Kasukurti, A. - Presenter, Colorado School of Mines
Marr, D. W. M., Colorado School of Mines
Desai, S. A., National Institute of Allergy and Infectious Disease
Eggleton, C., University of Maryland Baltimore County



Single cell detection, handling and isolation are vital for the generation of samples for single cell-based diagnostics and purifying rare cells such as stem cells, circulating tumor cells, and cells for genetic testing. Commercial instruments available for single-cell deposition into 96 well plates are often bulky and expensive. Micro-fluidic platforms have addressed these issues but have often had the limitation in sample delivery as the generated samples are often inaccessible or become contaminated as you try to extract them. There is a need for a microfluidic chip that can deliver the generated samples off the chip in the form of droplets that can be collected and used readily. We have developed a compact (scale of a handheld device) and inexpensive platform to generate single cell samples as individual droplets. Our device is powered by a gravity driven microfluidic chip coupled with an optical trapping DVD optical pickup. Our device exploits the laminar nature of flow in microfluidics to deterministically guide cells to separate exits with an optical trap. Directional vaults in the microfluidic channel roof move sorted cells away from slow streamlines close to the wall into faster streamlines at the channel center. This reduces cell residence time in the device and improves the throughput of the device manifold. Holes were drilled in the glass substrate for the fluid to leave the device.
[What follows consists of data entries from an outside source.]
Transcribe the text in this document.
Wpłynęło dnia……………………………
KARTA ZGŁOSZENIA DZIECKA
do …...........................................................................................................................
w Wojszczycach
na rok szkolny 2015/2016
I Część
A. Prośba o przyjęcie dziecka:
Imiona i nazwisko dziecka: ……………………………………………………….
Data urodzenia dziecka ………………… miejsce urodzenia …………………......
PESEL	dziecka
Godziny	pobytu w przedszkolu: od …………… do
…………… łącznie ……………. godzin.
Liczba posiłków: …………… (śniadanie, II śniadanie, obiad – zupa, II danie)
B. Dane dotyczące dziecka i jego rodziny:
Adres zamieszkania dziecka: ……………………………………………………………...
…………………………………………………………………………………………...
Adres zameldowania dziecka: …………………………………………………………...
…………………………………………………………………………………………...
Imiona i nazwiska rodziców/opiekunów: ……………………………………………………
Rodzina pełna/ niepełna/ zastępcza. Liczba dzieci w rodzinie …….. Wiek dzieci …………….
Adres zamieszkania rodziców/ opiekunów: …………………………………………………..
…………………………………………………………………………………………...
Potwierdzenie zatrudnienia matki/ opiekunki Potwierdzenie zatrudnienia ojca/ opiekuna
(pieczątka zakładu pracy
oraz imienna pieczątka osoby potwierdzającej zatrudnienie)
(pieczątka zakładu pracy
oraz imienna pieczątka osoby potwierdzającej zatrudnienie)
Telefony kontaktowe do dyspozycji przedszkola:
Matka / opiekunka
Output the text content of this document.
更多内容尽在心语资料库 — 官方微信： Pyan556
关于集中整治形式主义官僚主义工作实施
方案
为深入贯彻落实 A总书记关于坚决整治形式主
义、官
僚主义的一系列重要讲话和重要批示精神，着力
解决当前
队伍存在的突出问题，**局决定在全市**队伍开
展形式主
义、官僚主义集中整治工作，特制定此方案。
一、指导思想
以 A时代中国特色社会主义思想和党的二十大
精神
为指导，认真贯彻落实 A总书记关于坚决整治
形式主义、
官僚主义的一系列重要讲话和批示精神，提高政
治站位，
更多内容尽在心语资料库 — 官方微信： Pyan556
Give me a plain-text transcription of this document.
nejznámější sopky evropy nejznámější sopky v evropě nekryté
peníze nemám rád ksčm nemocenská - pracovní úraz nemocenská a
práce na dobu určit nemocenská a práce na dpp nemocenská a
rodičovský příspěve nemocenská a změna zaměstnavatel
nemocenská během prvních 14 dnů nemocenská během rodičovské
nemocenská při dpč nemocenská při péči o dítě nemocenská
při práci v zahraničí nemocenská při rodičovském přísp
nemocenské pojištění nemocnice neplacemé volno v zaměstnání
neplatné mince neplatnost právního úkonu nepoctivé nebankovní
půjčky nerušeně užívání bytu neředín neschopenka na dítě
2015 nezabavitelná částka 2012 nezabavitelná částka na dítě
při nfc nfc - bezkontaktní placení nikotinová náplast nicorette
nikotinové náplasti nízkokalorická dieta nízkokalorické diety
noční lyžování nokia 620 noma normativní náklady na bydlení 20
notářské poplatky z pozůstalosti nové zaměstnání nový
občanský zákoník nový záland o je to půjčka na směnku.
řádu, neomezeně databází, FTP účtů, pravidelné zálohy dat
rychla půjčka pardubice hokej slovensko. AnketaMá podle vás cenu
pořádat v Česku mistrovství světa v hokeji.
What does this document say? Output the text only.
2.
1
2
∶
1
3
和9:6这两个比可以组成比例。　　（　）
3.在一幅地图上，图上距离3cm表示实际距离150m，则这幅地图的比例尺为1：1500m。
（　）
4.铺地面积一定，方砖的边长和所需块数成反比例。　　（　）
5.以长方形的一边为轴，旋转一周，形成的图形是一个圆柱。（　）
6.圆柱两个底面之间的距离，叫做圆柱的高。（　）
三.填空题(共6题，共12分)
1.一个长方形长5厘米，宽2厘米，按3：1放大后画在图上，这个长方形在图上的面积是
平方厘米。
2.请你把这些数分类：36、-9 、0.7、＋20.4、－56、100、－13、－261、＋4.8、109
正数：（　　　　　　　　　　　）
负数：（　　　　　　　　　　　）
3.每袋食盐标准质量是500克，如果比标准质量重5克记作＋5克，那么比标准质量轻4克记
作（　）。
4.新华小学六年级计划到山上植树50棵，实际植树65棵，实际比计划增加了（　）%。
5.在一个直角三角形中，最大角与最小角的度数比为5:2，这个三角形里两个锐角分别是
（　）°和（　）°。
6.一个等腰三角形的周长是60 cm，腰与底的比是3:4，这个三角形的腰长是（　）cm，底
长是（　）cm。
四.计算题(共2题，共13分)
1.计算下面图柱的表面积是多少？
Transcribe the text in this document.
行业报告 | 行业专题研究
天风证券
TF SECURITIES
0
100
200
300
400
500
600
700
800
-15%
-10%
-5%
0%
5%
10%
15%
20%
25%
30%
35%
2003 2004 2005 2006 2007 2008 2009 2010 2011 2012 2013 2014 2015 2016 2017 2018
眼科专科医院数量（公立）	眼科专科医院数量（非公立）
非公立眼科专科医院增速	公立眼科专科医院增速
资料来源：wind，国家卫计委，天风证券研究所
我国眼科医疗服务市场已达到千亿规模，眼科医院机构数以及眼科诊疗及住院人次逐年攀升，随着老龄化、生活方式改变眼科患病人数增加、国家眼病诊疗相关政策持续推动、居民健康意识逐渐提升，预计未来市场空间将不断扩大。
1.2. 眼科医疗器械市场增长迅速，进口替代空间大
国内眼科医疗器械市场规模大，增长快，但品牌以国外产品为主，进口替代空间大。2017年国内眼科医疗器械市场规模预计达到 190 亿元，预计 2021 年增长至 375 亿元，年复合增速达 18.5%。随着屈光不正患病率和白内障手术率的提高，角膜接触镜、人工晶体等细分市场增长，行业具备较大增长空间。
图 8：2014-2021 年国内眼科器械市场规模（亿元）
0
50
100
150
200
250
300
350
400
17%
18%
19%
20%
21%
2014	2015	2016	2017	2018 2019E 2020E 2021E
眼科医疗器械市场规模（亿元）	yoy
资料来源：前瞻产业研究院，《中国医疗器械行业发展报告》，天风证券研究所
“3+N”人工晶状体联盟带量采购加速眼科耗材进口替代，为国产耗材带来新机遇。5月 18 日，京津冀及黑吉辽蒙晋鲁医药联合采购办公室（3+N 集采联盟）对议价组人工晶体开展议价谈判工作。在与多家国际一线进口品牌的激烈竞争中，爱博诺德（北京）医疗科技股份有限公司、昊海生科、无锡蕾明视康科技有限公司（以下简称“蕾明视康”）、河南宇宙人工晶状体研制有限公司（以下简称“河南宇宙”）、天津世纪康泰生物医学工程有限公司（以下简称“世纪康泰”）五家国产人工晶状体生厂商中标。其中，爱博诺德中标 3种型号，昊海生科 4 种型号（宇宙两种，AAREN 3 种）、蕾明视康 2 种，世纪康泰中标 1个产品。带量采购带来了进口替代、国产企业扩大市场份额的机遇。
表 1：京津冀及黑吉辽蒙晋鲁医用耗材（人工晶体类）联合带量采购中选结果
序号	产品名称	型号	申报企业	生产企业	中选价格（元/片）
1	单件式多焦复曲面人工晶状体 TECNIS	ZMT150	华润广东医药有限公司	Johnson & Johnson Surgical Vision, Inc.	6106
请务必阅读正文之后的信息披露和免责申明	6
Selective hydrophobic treatment of the underside of glass slides causes samples to form droplets. Consistency of droplet generation is crucial for the performance of the continuous flow chip that delivers single-cell samples as droplets. We have designed a device where droplets are generated at regular intervals and have a tight distribution around 53.72 µl ± 0.07µl. This small deviation gives us the confidence that a particle sorted at a regular interval upstream will end up in a new droplet every time. However, falling droplets cause significant pressure fluctuations upstream. Compliance reservoirs were added upstream of the droplet outlet to absorb/dampen pressure waves from falling droplets and shield the sorting section. The compliance reservoirs dampen the large fluctuations effectively. We believe we have a compact sorting and delivery module that can be added downstream of many common detection mechanisms based on viscoelasticity, electrical impedance, size or florescence.